Fake-News-Detection-with-DistilBERT

Thesis Project

This repository contains the code developed as part of my thesis to fulfill the requirements for my studies at the School of Electrical and Computer Engineering, NTUA. The main goal of the project is to effectively detect fake news in text samples from articles, news, interviews, speeches, and social media. The approach applied aimed to explore the possibility of using a transformer-based model as an encoder and to compare it with traditional encoding methods (Word2Vec, TF-IDF, GloVe). Additionally, DistilBERT was chosen as an encoder to examine the method's applicability in resource-limited environments such as Google Colab.
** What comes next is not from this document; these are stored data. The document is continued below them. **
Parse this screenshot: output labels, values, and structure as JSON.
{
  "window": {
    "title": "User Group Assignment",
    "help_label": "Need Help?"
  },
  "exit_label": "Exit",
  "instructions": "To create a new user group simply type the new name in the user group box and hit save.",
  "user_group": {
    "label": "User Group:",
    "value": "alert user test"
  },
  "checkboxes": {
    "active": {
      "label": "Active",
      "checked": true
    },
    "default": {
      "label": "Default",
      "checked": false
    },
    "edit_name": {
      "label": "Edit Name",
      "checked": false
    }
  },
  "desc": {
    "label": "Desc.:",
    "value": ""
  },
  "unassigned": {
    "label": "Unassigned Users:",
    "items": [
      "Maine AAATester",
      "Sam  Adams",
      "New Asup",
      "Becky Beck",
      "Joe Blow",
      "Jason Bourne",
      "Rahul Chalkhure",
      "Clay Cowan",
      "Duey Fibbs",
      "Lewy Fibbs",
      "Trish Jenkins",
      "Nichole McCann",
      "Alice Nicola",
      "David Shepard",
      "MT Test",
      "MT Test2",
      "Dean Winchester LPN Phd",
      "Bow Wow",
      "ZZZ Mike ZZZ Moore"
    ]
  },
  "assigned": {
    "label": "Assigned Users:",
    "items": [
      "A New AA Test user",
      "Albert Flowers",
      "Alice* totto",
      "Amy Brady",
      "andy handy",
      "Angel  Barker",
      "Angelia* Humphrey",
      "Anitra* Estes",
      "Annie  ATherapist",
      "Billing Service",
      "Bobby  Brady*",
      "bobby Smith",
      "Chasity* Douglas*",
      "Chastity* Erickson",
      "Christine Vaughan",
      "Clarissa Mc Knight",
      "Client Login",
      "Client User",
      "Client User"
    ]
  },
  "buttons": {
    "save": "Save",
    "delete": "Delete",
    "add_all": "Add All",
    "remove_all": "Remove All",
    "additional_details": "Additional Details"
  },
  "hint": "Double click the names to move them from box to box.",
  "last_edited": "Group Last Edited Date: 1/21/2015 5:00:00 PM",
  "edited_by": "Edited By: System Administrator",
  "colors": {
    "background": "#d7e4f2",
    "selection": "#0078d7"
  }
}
The datasets separately used include PHEME, ISOT, FakeNewsChallenge, FakeNewsNet, and LIAR. The steps that were taken in order to reach our goal are the following:

  1. Preprocess the dataset.
  2. Utilize the DistilBERT tokenizer for text classification from the transformers library.
  3. Employ DistilBERT for text classification using the transformers library and train it on the provided data.
  4. Evaluate the samples and extract the embeddings.
  5. Input the data into various neural networks developed as part of the project, followed by a straightforward testing process to assess the effectiveness of each model.
  6. Conduct a cross-validation process to better gauge each model's generalization ability.